A lo anterior el programa de la Instauratio
Magna y el Novum Organum sumaba una idea que sería aceptada pronto como
pertinente: el saber moderno no remataba en la mente del sabio, cuerpo de élite
de una sociedad cuyas funciones podían ser ajenas al saber; su nueva cara
democrática iba de la mano con el movimiento
histórico social y, por lo mismo, con el carácter inacabado del conocimiento. Como
ha notado Martin Heidegger en su famoso ensayo La época de la imagen del mundo (1938), no se podía tolerar más el
mantenimiento social de sabios privilegiados cuya muerte echaba a perder la
empresa del conocimiento y forzaba a comenzarla de nuevo. Debía en su lugar,
como observó también Heidegger, organizarse empresarialmente, es decir, en
función de resultados más permanentes que sus creadores. La ciencia de Atlantis Nova se realiza como una
actividad corporativa, en sociedades de discutidores, como la Casa de Salomón
misma lo era. El saber debía instalarse en la imaginación y el esfuerzo
mancomunado de muchos hombres con ataduras llevadas más por el interés (tanto
social como personal, incluso económico) que por la tradición o las
instituciones que la perpetúan en el tiempo. Hay un valor ético en la ciencia
que se halla en su índice de productividad, por decirlo de alguna manera. René
Descartes, quien sin duda fue lector de las obras de Bacon, y muy en especial
del Novum Organum y la Atlantis Nova, dedicó el capítulo final
–y el más extenso- de su Discours de la
Méthode (1637), el más célebre de sus libros, a subrayar este carácter
corporativo de la empresa científica. Mientras la ciencia antigua que hacía
sabios a los hombres era un logro personal y se iba con el sabio mismo a la
tumba a la hora de la muerte, aquí se trataba de un trabajo de cooperación que
unas generaciones podían (y debían) continuar con la contribución indispensable
de sus sucesores. Es el largo plazo de la
humanidad.
Sin que pueda documentarse la influencia de Bacon mismo en esto, pronto las
grandes monarquías europeas del siglo XVII dedicaron un presupuesto a becar a
los investigadores eficientes y reconocidos, así como a la promoción de
sociedades científicas análogas a la Casa de Salomón para estimular la
interacción entre los científicos y el intercambio de experiencias y trabajos.
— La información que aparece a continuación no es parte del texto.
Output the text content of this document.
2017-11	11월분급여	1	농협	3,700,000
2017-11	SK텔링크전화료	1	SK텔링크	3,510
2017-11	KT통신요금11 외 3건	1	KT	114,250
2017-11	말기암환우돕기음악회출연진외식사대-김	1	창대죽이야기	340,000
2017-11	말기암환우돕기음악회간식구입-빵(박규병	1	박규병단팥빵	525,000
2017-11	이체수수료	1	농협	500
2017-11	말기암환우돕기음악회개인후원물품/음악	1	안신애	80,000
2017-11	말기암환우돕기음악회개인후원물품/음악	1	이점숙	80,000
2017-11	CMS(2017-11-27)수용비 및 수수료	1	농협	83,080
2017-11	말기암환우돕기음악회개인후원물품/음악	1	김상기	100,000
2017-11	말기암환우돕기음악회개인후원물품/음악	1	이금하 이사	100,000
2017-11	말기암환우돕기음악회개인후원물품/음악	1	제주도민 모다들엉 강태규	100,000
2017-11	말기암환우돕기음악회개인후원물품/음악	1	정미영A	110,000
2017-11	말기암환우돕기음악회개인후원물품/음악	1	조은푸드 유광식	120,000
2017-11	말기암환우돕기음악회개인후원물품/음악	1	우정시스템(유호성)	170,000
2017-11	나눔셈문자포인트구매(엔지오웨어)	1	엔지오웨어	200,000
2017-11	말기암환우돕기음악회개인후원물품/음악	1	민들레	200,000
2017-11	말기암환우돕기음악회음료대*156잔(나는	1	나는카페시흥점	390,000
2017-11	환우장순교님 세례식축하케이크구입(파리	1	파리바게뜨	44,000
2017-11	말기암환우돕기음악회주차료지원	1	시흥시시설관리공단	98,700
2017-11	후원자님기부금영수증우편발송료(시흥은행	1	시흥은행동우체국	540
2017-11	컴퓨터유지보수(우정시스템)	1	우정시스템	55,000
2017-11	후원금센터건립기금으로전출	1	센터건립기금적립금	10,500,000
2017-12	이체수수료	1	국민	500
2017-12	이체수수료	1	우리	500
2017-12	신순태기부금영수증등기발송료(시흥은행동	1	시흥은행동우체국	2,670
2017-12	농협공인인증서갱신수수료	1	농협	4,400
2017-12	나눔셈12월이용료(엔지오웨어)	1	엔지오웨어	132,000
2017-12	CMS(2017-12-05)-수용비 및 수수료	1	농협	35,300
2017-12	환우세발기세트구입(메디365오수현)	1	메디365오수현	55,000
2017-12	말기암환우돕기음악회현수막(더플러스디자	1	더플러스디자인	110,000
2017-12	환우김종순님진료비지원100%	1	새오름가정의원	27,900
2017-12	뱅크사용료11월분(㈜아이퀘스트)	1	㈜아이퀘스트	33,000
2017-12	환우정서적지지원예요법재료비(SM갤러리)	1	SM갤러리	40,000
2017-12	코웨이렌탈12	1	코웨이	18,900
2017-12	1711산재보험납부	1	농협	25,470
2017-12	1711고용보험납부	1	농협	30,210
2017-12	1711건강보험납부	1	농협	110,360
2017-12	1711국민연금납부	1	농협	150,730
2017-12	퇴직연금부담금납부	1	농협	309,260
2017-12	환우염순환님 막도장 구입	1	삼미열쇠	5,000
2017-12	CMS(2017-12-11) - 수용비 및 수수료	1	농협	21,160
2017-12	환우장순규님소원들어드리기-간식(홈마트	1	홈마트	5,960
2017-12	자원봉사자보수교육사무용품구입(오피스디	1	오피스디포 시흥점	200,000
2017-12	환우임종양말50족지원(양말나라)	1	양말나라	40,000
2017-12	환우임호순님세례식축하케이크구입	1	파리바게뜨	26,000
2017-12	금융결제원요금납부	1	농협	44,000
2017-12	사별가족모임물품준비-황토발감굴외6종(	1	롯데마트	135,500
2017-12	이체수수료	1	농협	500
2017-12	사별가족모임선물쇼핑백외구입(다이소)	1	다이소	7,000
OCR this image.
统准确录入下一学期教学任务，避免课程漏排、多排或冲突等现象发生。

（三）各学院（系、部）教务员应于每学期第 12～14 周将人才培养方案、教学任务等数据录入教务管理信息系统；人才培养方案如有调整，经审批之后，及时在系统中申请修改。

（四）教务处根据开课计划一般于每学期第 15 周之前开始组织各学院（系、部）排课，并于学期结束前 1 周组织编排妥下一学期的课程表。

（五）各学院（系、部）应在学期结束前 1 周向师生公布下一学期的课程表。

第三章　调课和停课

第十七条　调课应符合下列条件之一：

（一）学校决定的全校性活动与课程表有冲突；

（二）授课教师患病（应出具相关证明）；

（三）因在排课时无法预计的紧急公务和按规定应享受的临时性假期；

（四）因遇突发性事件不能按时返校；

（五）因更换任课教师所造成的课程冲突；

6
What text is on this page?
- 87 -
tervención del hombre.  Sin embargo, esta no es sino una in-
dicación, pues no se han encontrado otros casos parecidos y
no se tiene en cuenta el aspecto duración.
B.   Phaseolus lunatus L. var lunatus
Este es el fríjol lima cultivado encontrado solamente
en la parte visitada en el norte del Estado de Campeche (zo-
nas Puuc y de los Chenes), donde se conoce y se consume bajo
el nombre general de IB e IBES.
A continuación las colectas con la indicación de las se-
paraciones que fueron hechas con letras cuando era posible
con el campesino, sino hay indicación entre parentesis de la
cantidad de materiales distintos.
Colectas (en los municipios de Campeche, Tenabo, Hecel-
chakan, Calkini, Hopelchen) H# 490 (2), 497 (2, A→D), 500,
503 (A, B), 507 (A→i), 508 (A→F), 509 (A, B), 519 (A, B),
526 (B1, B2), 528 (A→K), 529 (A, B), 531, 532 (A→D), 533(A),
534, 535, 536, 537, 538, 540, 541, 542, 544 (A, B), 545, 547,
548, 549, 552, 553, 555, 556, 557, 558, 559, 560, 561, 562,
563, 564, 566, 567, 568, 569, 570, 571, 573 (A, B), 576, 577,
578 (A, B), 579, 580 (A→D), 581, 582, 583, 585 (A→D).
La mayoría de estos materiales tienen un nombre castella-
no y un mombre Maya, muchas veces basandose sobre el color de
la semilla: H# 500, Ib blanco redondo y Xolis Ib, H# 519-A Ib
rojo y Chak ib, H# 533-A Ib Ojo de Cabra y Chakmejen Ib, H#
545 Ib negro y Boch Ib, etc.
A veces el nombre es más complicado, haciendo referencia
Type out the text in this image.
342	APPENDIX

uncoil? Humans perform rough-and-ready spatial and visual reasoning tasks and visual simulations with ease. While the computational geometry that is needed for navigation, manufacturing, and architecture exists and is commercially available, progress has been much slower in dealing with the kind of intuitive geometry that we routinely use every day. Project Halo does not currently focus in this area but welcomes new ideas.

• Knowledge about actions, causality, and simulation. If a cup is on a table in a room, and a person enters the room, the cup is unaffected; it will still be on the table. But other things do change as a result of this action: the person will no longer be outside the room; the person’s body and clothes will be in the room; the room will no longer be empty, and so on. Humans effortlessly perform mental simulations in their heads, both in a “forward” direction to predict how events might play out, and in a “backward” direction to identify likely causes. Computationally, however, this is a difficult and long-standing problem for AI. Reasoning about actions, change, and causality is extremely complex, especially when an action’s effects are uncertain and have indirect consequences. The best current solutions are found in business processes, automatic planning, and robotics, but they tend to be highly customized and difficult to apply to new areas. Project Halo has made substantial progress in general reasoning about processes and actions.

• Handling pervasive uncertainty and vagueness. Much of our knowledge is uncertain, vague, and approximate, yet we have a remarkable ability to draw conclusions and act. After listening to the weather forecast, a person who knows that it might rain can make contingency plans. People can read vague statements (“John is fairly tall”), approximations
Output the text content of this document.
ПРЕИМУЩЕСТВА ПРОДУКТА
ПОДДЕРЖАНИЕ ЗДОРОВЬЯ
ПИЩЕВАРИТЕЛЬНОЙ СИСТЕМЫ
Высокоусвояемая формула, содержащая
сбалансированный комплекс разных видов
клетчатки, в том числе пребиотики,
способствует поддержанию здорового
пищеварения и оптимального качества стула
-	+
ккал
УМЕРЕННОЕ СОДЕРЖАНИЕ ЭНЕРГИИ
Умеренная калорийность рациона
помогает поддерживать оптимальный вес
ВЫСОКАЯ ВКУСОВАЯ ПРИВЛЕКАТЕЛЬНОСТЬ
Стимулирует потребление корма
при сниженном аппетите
Al principio el sistema no debía ser muy eficaz. Un ejemplo de ello es que
Descartes, quizá uno de los pedigüeños más notables en esta atmósfera becaria, murió
sin lograr cobrar la pensión que le correspondía como genuino científico que
era, y que el Rey de Francia le había otorgado luego de años de infructuoso trámite.
Es notorio que la democratización del saber, que en apariencia iba de la
mano con una desarticulación del ideal del sabio promovido por las
instituciones universitarias, generaba un problema filosóficamente muy grave.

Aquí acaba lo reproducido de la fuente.